The result is the constellation of activities we now see on campus:

  • A state-of-the-art early childhood development center operated by Starfish Family Services.
  • The School at Marygrove, a K-12 partnership between the University of Michigan’s Marsal Family School of Education and the Detroit Public Schools Community District.
  • The presence, as of this fall, of 40 School of Education students living in newly-refurbished dormitories on campus.
  • Northwest Detroit’s arts and cultural hub, housing the Detroit Youth Choir, a literary arts program, a dance studio, painting and ceramics studios, and theater programs.
  • The Marygrove Conservancy, which oversees the entire campus and the multifold arts, cultural and community activities contained in it.

The educational programming and related activities at Marygrove have cast in bright relief just how central a cradle-to-career campus can be in stabilizing neighborhood residential patterns, driving localized economic opportunity and fortifying community social capital.

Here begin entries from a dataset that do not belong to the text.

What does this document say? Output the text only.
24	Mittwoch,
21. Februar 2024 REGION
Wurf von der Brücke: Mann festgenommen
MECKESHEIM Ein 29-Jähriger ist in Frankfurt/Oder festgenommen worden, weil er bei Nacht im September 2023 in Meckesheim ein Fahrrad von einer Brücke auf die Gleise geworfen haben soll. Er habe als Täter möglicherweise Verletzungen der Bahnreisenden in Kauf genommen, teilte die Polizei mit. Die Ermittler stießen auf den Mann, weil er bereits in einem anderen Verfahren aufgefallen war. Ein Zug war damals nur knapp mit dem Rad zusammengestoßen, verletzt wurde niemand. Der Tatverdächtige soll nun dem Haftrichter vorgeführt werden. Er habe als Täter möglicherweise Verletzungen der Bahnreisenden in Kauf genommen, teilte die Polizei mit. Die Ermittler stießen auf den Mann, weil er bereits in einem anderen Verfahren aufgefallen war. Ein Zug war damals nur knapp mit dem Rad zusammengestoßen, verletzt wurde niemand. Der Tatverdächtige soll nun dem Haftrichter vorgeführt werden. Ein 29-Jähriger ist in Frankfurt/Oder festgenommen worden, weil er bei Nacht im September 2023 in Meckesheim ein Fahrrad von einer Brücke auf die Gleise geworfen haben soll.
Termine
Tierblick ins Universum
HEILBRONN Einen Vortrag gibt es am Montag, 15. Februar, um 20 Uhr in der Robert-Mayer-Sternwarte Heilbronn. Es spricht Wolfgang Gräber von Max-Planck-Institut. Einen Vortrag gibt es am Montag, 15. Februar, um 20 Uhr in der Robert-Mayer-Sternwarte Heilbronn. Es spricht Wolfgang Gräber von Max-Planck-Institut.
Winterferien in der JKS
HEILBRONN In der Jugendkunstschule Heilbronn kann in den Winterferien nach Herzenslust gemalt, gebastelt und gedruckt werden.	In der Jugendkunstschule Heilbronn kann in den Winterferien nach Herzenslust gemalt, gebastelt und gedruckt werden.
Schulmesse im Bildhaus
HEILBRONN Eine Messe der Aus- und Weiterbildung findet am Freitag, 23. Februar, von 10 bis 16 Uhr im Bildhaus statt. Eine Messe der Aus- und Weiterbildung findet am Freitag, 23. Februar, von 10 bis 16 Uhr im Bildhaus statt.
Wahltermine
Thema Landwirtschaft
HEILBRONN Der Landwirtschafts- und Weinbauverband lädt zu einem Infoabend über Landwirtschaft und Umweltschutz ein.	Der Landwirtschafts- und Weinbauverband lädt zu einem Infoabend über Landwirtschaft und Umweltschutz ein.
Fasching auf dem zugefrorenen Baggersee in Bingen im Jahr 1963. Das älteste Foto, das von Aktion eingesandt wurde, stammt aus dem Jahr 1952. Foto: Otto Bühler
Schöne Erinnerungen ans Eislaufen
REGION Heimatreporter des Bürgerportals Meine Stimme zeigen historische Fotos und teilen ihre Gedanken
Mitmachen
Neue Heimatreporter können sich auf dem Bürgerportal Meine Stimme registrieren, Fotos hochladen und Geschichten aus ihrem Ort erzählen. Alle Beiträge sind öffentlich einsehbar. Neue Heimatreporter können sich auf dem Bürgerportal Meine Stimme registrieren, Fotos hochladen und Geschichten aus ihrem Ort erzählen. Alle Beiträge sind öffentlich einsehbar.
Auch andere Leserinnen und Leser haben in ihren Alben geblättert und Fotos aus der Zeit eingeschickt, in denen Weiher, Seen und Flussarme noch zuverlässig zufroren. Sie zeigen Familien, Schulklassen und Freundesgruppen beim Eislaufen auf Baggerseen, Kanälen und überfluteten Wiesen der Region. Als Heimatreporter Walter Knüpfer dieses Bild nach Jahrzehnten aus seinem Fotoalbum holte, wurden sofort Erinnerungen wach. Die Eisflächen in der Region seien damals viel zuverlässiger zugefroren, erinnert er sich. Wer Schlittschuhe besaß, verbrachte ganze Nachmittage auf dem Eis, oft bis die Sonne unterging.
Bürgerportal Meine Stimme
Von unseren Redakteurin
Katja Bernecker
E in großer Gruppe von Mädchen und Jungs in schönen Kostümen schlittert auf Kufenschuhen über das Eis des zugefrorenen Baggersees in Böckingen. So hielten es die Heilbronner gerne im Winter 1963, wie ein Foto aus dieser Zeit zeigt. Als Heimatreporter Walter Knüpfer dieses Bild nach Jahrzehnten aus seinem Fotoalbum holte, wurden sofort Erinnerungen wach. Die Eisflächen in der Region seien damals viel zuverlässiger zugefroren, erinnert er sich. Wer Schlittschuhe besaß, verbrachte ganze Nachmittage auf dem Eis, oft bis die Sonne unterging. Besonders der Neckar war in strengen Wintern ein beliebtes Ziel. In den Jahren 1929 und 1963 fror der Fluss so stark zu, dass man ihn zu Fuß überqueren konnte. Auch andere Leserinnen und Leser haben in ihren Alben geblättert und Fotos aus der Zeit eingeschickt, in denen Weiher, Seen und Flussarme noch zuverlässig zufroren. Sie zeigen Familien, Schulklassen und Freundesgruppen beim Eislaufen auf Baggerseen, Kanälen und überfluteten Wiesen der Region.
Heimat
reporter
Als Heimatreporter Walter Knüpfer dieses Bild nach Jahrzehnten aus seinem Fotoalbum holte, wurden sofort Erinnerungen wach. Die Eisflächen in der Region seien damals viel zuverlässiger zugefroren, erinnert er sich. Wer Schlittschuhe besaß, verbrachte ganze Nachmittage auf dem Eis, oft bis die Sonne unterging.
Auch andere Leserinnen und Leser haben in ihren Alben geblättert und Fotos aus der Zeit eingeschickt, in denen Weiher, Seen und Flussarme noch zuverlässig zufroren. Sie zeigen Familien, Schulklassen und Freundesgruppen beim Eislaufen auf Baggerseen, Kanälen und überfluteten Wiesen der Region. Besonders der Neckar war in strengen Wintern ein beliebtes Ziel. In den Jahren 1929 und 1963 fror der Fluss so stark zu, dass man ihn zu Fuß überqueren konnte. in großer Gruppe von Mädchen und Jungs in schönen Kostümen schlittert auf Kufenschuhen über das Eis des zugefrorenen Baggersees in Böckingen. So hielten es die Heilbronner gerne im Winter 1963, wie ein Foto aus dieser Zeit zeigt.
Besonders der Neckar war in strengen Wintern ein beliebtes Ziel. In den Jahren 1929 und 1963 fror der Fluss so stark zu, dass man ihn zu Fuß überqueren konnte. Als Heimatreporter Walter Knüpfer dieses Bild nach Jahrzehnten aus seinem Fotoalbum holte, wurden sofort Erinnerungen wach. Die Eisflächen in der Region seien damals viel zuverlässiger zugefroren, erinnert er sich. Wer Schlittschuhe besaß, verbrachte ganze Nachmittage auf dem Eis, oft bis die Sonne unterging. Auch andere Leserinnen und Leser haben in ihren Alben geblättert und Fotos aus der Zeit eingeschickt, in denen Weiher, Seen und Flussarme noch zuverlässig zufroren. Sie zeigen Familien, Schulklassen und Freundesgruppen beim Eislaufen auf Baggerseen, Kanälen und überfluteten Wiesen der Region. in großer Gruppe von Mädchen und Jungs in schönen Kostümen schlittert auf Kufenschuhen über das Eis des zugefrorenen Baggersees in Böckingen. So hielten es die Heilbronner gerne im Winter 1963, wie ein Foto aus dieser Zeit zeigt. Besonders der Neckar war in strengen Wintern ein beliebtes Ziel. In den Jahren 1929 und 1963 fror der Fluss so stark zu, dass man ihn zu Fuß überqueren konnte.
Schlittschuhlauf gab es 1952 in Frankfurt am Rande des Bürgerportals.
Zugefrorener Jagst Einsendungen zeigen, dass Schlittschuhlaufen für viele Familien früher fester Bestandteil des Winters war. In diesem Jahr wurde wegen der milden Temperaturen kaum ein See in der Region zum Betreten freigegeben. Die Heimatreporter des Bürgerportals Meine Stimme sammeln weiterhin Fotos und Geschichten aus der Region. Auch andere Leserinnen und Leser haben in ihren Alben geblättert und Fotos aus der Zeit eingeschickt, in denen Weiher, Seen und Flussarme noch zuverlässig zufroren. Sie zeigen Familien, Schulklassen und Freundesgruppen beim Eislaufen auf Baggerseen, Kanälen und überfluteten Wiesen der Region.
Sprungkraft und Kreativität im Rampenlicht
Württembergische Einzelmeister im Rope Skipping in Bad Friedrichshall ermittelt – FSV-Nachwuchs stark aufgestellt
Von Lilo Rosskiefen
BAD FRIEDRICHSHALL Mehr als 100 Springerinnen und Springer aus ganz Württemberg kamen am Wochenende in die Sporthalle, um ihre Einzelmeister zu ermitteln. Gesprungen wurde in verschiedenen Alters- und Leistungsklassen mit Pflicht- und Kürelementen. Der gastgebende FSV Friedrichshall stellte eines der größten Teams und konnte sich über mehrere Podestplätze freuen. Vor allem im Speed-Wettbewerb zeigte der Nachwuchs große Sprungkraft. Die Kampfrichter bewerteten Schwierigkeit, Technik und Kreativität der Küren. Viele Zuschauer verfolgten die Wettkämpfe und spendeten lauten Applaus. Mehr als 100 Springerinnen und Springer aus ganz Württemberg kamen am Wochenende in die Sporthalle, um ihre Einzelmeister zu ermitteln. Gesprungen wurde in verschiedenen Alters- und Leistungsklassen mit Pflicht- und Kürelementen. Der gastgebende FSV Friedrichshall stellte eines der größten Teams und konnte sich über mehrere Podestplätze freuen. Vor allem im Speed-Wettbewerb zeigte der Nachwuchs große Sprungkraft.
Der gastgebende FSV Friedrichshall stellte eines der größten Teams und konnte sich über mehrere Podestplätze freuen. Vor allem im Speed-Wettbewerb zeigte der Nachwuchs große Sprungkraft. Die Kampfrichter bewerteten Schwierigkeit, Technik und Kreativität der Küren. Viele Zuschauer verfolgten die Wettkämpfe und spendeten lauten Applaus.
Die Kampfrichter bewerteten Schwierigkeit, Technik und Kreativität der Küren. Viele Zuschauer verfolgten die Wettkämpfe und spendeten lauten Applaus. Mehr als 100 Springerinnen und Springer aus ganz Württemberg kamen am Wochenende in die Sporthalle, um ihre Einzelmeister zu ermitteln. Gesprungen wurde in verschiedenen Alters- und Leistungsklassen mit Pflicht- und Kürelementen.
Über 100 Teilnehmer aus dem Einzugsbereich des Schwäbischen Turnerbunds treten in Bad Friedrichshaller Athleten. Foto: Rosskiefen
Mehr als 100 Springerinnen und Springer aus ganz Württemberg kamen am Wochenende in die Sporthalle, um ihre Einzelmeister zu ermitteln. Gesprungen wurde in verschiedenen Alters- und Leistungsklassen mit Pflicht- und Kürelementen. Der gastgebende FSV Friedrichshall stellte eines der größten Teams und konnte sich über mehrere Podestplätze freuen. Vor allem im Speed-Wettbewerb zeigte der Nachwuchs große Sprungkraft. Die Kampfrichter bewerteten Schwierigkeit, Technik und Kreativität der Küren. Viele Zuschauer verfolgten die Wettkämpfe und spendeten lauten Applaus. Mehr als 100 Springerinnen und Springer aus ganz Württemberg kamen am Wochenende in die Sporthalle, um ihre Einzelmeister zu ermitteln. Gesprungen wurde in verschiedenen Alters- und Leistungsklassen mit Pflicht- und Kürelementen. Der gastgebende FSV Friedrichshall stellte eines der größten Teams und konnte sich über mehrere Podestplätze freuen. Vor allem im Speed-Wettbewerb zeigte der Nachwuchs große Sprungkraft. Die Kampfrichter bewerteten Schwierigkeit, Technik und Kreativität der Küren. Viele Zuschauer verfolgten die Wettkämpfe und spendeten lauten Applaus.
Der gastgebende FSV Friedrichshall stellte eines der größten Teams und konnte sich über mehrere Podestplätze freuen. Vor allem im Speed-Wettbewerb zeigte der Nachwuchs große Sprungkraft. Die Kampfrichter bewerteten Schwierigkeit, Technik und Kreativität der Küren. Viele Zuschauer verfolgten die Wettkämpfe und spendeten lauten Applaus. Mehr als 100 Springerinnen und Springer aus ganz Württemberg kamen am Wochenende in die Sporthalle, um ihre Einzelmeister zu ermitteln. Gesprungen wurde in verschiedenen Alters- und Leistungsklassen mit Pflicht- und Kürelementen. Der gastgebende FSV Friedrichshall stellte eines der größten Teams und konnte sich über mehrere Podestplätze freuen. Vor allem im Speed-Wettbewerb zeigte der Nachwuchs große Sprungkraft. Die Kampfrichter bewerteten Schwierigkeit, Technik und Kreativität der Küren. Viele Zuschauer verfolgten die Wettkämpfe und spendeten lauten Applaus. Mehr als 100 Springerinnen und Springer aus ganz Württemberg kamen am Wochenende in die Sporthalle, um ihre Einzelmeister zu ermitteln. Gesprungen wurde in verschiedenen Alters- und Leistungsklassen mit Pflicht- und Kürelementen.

It is increasingly reshaping the calculus of families’ decisions to stay and raise a family in Northwest Detroit . . . to move here . . . to start and build a business here . . . to weave networks of social connection and mutual support here.

Our conversations over the course of the day will underscore the self-explanatory, but nevertheless important, reality that not all P-20 efforts look alike . . . are constituted alike . . . or behave alike. And certainly, not all P-20 efforts will have the same impact.

That makes it important, it seems to me, to understand the uniqueness of the Marygrove experience:

  • It is a school whose curriculum was co-developed by a public school district and a world-class university’s school of education.
  • It is a school designed to thread together the educational experiences of a child from the time she enters pre-school to the time she matriculates to postsecondary education.
  • It is a school that draws its students, its families, its identity and its energies from the surrounding community.
  • It is a school focused on the entirety of the needs and life circumstances of a student and her family – from pre-natal health screening to wrap-around support services . . . and from academic supports to recreational programming.
  • And it is a school nested within a comprehensive framework of neighborhood economic and community development investments – from housing stabilization to commercial corridor revitalization . . . and from the enhancement of environmental and open space amenities to the exploration of family asset building strategies.

That child-centered, place-based approach to a continuum of educational opportunity has come to define how the City of Detroit thinks about children and families beyond the borders of this campus, or even this neighborhood. For example:

  • Under the leadership of Superintendent Vitti, the Detroit Public Schools Community District has launched Health Hubs in each of its neighborhood high schools, helping to integrate the health, human services, housing and other services for students and their families.
  • The City of Detroit’s planning and economic development departments are pursuing revitalization strategies that are kid-centric: streetscapes that are safe and walkable . . . parks and recreation centers that promote youth engagement . . . transit that enables kids to get not only to school, but also to out-of-school time programming . . .
  • Neighborhood-led community development organizations like the Detroit Hispanic Development Corporation, whom you’ll hear from this week, are increasingly serving as connective tissue between schools and those public systems so essential to helping families achieve economic and social stability and mobility.

In a nutshell: Marygrove is indeed a unicorn, but one that invites adaptation and translation to other places in other contexts. Picking up that thread will be one of the many exciting aspects of your two days together.

Thank you again for coming. And thank you even more for your commitment to the health, well-being and vitality of our children. I hope that your couple of days in Detroit are every bit as thought-provoking and productive as they promise to be.